“Tonight,” Lucía whispers, her voice barely carrying over the bubbling oatmeal. “On the roof. After everyone is asleep.”
I know I should insist on right now. I should demand the truth in the harsh light of day. But something in Lucía’s face paralyzes my tongue. It is terror, stretched so thin and taut that it desperately resembles courtesy.
I give her a single, tight nod. “Tonight.”
All day, the house feels like a poorly constructed stage play. My mother complains about her arthritis. Esteban appears exactly ten minutes later, casually scratching his bare chest, pressing a lazy kiss to my cheek, and complaining loudly that he slept poorly. A lie. I know he slept like a rock; I listened to his rhythmic breathing for hours.
But when Esteban turns and sees Lucía standing at the stove, his expression shifts so rapidly I almost miss it.
It isn’t desire. It isn’t irritation. It is something far stranger, far colder.
Recognition.
It lasts less than a second before he smiles warmly. “Morning,” he says cheerfully. Lucía refuses to meet his eyes.
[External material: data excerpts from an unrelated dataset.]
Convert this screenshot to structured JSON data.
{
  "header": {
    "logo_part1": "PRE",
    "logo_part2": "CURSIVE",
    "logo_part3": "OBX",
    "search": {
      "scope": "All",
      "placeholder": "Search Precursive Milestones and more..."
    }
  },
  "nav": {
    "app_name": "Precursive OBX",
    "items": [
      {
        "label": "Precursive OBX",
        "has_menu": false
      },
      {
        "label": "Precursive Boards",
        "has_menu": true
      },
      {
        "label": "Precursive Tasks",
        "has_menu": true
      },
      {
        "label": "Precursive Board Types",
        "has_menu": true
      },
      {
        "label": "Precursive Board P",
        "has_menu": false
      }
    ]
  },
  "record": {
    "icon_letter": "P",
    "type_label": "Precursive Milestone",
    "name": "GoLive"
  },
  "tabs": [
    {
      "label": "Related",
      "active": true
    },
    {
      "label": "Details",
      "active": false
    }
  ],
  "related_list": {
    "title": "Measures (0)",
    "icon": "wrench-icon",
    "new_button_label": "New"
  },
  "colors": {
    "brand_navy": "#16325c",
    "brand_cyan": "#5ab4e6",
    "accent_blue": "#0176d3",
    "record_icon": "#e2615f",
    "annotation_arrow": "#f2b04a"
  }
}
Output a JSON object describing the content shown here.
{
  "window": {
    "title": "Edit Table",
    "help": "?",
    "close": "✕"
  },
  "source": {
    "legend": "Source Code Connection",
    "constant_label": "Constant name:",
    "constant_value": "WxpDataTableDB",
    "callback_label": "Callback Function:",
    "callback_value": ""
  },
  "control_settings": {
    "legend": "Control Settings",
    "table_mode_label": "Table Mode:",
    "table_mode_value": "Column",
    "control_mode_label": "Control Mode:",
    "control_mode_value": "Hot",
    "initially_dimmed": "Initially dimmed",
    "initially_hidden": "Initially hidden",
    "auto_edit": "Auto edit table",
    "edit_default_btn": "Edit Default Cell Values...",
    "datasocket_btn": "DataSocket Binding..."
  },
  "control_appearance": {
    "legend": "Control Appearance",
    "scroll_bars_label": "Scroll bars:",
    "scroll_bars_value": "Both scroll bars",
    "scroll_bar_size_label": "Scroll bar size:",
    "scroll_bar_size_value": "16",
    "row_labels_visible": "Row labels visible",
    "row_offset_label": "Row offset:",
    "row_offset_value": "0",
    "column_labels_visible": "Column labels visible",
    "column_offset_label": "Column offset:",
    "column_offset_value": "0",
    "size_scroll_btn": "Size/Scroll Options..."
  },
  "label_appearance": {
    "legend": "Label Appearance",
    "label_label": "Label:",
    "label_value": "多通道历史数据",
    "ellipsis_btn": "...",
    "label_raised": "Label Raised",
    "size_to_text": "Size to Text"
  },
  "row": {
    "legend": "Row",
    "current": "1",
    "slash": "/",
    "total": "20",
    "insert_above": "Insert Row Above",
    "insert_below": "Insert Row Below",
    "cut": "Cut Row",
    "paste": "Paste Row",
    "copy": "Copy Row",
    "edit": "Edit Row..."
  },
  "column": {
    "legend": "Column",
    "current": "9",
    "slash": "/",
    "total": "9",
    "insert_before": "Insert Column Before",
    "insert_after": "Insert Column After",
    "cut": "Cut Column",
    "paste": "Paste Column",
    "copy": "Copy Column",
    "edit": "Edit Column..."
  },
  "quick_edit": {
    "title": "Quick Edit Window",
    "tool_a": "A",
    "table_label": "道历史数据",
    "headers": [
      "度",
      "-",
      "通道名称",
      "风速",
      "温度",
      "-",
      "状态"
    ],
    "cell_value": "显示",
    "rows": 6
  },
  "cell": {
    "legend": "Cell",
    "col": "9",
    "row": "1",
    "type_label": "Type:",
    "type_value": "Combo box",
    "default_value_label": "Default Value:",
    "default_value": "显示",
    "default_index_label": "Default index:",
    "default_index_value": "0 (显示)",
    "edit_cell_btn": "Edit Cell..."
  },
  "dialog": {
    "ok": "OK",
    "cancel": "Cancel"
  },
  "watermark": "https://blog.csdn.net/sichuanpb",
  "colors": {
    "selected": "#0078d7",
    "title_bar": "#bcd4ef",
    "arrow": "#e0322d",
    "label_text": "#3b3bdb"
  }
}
I feel the brief exchange like a phantom breath of ice across the back of my neck. Until this exact moment, I had treated Lucía’s nightly intrusion as a mere problem orbiting around shame and social propriety. A severe boundary issue.
But now, a canyon of a possibility opens up beneath my feet. What if Lucía has not been sleeping between me and Esteban because she fears the dark, drafty hallways of an unfamiliar city house?
What if the monster she is hiding from isn’t in her head? What if he is lying right beside me?
The thought is so incredibly ugly, so violently disruptive, that my mind attempts to reject it at once.
Not Esteban.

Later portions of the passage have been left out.